European travel stocks slump on Brussels blasts

Traders work at their desks in front of the German share price index, DAX board, at the stock exchange in Frankfurt.
Traders work at their desks in front of the German share price index, DAX board, at the stock exchange in Frankfurt.PHOTO: REUTERS

LONDON (AFP) - Airline and travel stocks tumbled across Europe on Tuesday (March 22) following deadly explosions at the airport and metro in Brussels, pushing stock market indices into the red.

After falls of between 1.0 and 1.5 per cent for Europe's main indices as news of the explosions first filtered through, the region's stock markets were showing losses of around half a percent nearing midday.

The euro fell against the dollar, while haven assets gold and the yen gave up earlier gains.

"While travel stocks had their knee-jerk reaction sell-off and safe havens were bid (higher), relative calm has quickly returned," said Mike van Dulken, head of research at Accendo Markets.

Belgian firefighters on Tuesday said there were at least 21 dead after "enormous" blasts hit Brussels airport and the city's metro system.

 
 
 

Around 1000 GMT (6pm Singapore time), London's benchmark FTSE 100 index was down 0.4 per cent, while in the eurozone, Frankfurt's DAX 30 fell 0.5 per cent and the Paris CAC 40 dropped 0.3 per cent.

Sentiment was boosted later in the morning by data showing that German investor sentiment had risen slightly this month.

In London, shares in tourism groups Thomas Cook and TUI slid 2.8 per cent and 3.2 per cent respectively, while InterContinental Hotels Group shed 2.0 per cent.

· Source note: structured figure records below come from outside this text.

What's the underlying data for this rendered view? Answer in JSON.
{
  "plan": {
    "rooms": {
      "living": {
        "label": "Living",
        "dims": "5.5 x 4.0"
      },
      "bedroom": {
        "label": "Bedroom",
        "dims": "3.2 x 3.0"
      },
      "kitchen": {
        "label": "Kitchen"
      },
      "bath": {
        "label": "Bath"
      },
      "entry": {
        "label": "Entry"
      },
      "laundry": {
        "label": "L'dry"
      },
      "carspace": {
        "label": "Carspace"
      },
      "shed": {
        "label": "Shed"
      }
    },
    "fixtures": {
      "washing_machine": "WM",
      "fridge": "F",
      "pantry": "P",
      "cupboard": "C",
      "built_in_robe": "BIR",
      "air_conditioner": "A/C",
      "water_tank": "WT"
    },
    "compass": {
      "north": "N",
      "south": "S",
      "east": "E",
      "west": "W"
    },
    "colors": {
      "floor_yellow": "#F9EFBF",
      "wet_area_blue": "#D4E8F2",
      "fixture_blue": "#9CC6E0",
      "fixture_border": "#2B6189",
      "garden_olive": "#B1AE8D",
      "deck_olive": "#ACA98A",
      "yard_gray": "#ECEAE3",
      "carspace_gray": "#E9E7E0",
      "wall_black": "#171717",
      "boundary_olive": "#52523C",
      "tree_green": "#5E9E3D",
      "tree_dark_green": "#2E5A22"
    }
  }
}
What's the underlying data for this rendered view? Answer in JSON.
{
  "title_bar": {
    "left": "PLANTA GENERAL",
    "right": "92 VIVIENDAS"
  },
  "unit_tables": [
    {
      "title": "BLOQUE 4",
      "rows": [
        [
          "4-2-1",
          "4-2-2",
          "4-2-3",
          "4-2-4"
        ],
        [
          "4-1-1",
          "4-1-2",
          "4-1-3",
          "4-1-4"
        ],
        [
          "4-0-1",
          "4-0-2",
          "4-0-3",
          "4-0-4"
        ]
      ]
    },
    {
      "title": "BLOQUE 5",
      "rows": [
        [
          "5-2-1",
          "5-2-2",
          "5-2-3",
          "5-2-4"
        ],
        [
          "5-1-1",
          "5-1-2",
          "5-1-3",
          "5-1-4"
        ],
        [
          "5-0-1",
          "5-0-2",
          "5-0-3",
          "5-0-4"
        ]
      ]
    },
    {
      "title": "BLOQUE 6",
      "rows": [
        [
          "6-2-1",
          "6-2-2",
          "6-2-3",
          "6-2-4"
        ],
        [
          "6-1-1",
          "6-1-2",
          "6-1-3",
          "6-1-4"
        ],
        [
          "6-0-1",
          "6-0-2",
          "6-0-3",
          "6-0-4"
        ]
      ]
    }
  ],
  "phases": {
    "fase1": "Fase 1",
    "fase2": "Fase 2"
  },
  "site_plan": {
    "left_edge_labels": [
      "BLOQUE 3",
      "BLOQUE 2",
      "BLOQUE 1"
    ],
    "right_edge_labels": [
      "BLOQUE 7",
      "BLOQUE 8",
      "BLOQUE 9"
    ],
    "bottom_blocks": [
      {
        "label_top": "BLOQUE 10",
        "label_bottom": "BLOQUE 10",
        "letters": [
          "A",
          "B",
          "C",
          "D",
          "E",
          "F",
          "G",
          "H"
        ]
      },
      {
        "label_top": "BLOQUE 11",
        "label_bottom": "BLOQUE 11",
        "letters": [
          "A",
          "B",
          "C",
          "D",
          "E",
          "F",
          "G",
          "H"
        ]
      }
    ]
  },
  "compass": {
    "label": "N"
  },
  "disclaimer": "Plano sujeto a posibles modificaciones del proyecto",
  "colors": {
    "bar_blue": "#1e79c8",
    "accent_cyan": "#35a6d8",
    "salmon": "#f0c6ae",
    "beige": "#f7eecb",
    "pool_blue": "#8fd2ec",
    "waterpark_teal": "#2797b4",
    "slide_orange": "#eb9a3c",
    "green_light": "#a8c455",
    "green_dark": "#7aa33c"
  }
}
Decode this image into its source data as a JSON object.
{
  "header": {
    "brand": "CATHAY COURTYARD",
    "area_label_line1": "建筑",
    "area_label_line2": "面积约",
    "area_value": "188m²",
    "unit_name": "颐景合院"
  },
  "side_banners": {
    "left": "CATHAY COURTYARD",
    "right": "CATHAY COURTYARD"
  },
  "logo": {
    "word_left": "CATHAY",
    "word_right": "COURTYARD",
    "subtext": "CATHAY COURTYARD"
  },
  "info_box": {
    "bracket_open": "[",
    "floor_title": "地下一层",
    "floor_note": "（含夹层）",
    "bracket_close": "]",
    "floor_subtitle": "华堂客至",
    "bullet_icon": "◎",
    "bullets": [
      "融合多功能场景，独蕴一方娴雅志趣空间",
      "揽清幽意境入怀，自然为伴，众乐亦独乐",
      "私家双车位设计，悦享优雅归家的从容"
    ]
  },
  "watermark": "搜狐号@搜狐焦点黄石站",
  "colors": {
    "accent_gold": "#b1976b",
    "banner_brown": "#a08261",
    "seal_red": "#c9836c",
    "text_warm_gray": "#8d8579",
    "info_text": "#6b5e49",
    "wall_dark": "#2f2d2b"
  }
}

Easyjet dropped 3.1 per cent and IAG, parent of British Airways and Iberia, gave up 3.5 per cent in value.

French hotels group Accor meanwhile lost 3.3 per cent and German airline Deutsche Lufthansa retreated 2.0 per cent.

"The explosions are bad news for airlines which have just started to see passenger demand pick up again after a slump in the wake of multiple terrorist incidents at the end of last year, including the attack on Paris," said Jasper Lawler, analyst at trading group CMC Markets.

"The response from authorities is likely to be another extension of security controls which make travel even less attractive for tourists."